We caregivers are counseled to put ourselves into the minds of our loved ones. It is so hard, but I have been trying to do this, because if I don't, I find myself being constantly irritated and my tone of voice is angry. I was told to respond to the constant repetition of questions throughout the day with an attitude of "please pass the salt." That has worked for me until recently, but I can feel that my "tone" has become increasingly frustrated and even angry. I can still remember when my husband was a bright, funny, capable man who I could always rely on and talk to about anything; who, although it did not come easily, could apologize when he was wrong, and whose affection always brightened my day. All of that no longer exists. But I know that his soul is still there and because of that I must keep telling myself how it must be crying out to be heard and I cry with him and for him. Yesterday I could tell he was more tired than usual and cranky too -we'd had a big day the day before as we celebrated out of town with family a birthday. He had not been around that many people in a long time and though he did well while we were there, I think it was exhausting both mentally and physically. And so I promise here that I will keep trying to be a better caregiver and to somehow help this man feel loved.
Haven't settled into any kind of a routine, post h/a. He just sleeps and sleeps. 100% against what his cardio doc wants. If I say ANYTHING about ANYTHING he shuts me down with a sarcastic, mean comment. I inquired if he'd attempted any of the list of things that the drs have ordered and his response is the same "I'm just so very, very sick, you don't KNOW what this feels like". True, I don't, but his dr saw him on Tues and was shocked the guy hadn't gone back to work, even PT.
We've been on the merry go round for 12 year. He's only 66. I am so tired. YES, he can still work FT and that's right where he should be.
Thank GOD for my therapist. And this board. I am sitting right on the fence of "stay with him" and "leave and have a life". It's awful, to feel this way, every day, every second. He never, ever thanks me. He never says he loves me. He just lays in bed and groans.
I can't give him more love, I don't HAVE any more to give him. Plus which, he does not care.
**Hugs!***
You don't need to question yourself. The fact that you are trying to be pleasant, patient and not cranky shows that you love him and wish to do more for him. But all of us are human. We have good days and bad days. We all get tired from time to time. No need to be hard on yourself. Try to get some respite and recharge yourself.
Give yourself more grace, you are longing to be heard as well. HUGS & STRENGTH 2U!
I know its really hard. Even the most patient person can feel worn down. I hope a trusted friend or family member can give you some respite.

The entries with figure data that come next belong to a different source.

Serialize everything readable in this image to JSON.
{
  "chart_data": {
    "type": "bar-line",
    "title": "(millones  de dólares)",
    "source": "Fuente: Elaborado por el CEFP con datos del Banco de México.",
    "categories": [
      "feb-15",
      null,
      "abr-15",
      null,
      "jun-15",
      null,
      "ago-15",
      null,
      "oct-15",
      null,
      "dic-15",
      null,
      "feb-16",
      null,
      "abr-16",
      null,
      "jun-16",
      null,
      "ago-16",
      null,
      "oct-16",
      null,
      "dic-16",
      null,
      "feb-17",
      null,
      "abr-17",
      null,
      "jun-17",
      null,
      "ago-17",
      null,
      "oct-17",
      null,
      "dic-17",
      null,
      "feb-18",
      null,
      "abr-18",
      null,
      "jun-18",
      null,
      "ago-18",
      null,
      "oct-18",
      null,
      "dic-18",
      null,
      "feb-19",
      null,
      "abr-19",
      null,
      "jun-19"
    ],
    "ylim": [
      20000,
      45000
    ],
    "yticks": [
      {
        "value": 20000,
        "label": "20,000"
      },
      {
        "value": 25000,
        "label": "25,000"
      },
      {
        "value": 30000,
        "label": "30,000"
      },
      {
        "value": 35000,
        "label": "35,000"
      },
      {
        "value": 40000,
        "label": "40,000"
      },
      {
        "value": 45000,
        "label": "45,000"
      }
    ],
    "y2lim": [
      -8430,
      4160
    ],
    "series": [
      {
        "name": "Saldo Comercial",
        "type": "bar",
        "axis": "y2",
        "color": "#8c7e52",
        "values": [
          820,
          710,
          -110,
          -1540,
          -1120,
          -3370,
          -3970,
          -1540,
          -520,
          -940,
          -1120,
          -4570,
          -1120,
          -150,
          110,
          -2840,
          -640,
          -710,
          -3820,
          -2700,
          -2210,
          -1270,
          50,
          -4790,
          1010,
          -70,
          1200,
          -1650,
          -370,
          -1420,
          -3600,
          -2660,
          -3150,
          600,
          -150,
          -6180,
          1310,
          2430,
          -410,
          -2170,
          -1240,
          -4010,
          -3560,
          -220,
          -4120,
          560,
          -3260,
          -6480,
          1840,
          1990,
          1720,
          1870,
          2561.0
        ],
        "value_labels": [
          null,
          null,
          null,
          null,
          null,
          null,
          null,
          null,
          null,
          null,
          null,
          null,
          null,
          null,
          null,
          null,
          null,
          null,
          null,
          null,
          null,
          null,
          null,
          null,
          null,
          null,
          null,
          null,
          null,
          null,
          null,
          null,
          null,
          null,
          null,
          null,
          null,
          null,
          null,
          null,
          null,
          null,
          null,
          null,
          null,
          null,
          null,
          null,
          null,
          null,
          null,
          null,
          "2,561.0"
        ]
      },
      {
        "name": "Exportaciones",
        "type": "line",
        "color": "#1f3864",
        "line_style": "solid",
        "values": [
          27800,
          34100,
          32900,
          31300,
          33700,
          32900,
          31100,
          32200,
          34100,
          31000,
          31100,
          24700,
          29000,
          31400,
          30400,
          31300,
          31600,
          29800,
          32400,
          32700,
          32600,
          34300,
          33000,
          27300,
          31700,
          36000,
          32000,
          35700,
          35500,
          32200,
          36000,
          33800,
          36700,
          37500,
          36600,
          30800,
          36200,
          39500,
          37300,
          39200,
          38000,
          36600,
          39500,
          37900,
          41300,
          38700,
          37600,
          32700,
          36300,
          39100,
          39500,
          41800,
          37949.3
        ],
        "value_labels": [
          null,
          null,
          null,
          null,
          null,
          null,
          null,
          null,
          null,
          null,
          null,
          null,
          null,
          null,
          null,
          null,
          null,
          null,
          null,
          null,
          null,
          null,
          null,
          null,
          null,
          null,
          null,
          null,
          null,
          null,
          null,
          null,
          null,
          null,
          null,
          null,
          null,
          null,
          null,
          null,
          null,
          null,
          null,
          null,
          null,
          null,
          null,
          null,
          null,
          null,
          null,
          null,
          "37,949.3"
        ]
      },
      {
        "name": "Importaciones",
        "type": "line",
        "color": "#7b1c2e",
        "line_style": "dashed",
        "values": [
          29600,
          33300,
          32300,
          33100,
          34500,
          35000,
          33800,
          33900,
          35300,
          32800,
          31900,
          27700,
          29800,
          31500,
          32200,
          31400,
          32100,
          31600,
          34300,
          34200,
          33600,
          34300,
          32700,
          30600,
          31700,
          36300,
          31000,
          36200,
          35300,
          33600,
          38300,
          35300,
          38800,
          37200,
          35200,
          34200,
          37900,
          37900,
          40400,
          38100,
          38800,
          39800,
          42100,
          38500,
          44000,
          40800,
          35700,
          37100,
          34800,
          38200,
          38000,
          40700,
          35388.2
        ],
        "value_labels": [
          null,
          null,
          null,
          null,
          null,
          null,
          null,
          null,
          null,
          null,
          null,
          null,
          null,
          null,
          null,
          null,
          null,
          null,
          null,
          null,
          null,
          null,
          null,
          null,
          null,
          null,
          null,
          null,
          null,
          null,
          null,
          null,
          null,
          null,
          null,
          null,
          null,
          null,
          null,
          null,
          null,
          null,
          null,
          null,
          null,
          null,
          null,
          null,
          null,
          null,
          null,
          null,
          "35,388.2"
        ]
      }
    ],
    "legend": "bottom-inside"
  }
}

I tried to be as empathetic as I can be most days, but sometimes the pressure and daily routine does take its toll.
We all know you are doing everything you can.
Sending you hugs.
Saturday was a long day for you. And for him. He was overstimulated and over tired. That happens with me when I try to get hubby out of bed, into his wheelchair and into the car. I have a lift but it’s not electric and he’s over 300 lbs. Last time his power chair would not go back up the ramp. I had to push him and the 400 lb. chair UP the ramp. He was borderline hysterical and so was I. I was bruised and sore. And boy, was I cranky on Monday.
You are doing the best you can. You care for your husband, keep him fed, clean and safe and as happy and content as possible. This is a nasty, horrible and unforgiving disease for all involved. We all wonder what we ever did to deserve it.
Make sure you take “me time” when you can. Right now, after a really tough day that started at 5:30AM, Hubby is asleep and I am on my iPad. This is my me-time.
Come back often for hugs and support. ❤️
Having some respite can help your attitude. My husband bowled with a senior league. A neighbor picked him up and returned him. That one morning a week to myself was very helpful in extending my patience! Arrange some breaks for yourself!
My husband was very aware that he had dementia. We called it Lewy, since it was Lewy Body Dementia. It was helpful to be able to say, "Oh honey, I'm sorry I was so crabby with you before dinner. I wasn't really mad at you. I was mad at Lewy! I love you very much and just wish Lewy would leave us alone."
It isn't fair that the bright, funny, capable man you married is no longer there for you! Of course it is not his fault. But you'd have to be superhuman not to resent it sometimes!
Another thing that helped me a lot was belonging to a support group of other caregivers.
She, come here and vent, if it helps. Many of us have been in your shoes.